Il bicchiere più rappresentativo nel mondo della mixology? La triangolare coppetta Martini, senza ombra di dubbio. Una forma essenziale che diventa recipiente di tutti quei short drink che non necessitano di ghiaccio, a cominciare proprio dal cocktail che le ha dato il nome. Quel Martini Cocktail che Truman Capote definiva “la pallottola d'argento”, di cui la scrittrice Dorothy Parker amava dire “Adoro farmi un Martini, massimo due, al terzo finisco sotto il tavolo, al quarto sotto il mio ospite”. Un cocktail in parte giocato sulla proporzione tra gin e extra dry: dallo scolastico 6:1 previsto dall'IBA (International Bartender Association), al 15:1 amato da Hemingway, la famosa proporzione “Montgomery”, ossia il rapporto che il pavido generale inglese pretendeva tra le sue forze e quelle del nemico, prima di attaccare.
“Se vogliamo dare risalto alla parte più aromatica - dice Dennis Zoppi - possiamo innalzare la sua quantità, anche fino a metà dell'intera proporzione. Ma se vogliamo ricercare qualcosa di più immediato, un nuovo trend è sicuramente il vermouth and tonic, molto piacevole e contemporaneo: vermouth bianco, acqua tonica e una fetta di arancia per avere ancora più comfort”.

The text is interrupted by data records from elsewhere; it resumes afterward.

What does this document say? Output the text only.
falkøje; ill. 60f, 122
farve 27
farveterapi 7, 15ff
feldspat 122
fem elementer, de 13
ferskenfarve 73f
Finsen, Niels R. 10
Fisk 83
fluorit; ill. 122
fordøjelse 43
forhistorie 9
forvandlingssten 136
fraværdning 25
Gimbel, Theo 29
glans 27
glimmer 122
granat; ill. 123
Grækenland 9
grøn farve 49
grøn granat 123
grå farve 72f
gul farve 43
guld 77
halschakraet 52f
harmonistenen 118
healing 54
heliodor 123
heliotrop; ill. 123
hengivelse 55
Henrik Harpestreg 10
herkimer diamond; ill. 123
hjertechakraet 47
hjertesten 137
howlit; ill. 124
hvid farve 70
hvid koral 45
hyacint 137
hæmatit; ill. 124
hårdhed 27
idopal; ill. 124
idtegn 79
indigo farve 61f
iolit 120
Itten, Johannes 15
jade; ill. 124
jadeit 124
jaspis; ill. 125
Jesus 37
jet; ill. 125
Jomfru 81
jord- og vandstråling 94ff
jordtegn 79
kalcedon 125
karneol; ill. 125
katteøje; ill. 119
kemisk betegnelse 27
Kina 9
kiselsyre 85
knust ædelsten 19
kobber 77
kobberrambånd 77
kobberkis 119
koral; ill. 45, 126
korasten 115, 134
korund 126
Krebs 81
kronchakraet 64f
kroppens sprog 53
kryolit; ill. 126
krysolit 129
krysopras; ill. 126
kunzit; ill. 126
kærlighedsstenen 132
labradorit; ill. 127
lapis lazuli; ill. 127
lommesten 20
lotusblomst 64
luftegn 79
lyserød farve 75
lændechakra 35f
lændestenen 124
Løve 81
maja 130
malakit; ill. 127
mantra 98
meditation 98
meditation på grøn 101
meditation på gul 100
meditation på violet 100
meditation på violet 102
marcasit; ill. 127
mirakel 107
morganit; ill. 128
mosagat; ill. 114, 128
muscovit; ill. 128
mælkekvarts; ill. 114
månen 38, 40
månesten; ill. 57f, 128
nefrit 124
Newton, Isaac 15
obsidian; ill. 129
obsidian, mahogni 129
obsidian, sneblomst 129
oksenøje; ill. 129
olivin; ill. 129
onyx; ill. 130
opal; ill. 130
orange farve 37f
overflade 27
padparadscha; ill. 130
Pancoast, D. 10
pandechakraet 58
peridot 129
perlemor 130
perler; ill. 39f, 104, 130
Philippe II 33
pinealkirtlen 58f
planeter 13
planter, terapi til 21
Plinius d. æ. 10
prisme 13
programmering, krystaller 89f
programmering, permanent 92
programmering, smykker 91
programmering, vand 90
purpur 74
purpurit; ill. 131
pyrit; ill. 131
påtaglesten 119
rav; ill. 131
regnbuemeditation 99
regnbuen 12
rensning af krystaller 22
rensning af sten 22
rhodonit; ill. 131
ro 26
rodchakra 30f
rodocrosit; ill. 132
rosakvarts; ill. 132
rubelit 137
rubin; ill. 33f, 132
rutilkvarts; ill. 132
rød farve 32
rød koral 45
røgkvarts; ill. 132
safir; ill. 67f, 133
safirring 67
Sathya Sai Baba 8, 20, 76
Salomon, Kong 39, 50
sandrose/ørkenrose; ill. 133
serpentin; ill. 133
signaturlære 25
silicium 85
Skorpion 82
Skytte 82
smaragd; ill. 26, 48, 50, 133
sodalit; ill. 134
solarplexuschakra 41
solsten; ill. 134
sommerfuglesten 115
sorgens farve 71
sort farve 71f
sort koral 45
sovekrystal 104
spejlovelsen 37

Quando si assaggia il Beermouth il godimento è massimo, anche nella sua bevuta in purezza, ben raffreddato e con una scorzetta di agrume (meglio se di pompelmo). L'utilizzo nella mixology, però, regala autentiche sorprese. “Le 13 botaniche utilizzate nel Beermouth - ci suggerisce Dennis Zoppi - ampliano il ventaglio di possibilità, nei cocktail e nel pairing. Col caffè, col bergamotto, con gli amari in genere, con i bitter: sono tutte strade che offrono possibilità di sperimentare e divertirsi. Si tratta di un prodotto versatile che può essere alla base di una beer mixology tutta da creare. Un solo consiglio per i barman: bisogna considerare che alla base c'è una birra, e per facilitarne la miscelazione occorre agganciarsi ai suoi ingredienti, spezie in primis”.
Magari partendo da cocktail elementari, di sicuro successo, come Beermouth and Tonic (con guarnizione di pompelmo), o un altrettanto semplice Popolare, dove al Beermouth si aggiungono Bitter Campari e birra Pop Baladin. “Ma anche - chiosa Dennis Zoppi - andando a twistare (ossia, in gergo, rivisitare) grandi classici, sostituendo alcuni ingredienti: dallo Spritz, al già citato Manhattan, c'è soltanto da divertirsi”. Anche a casa!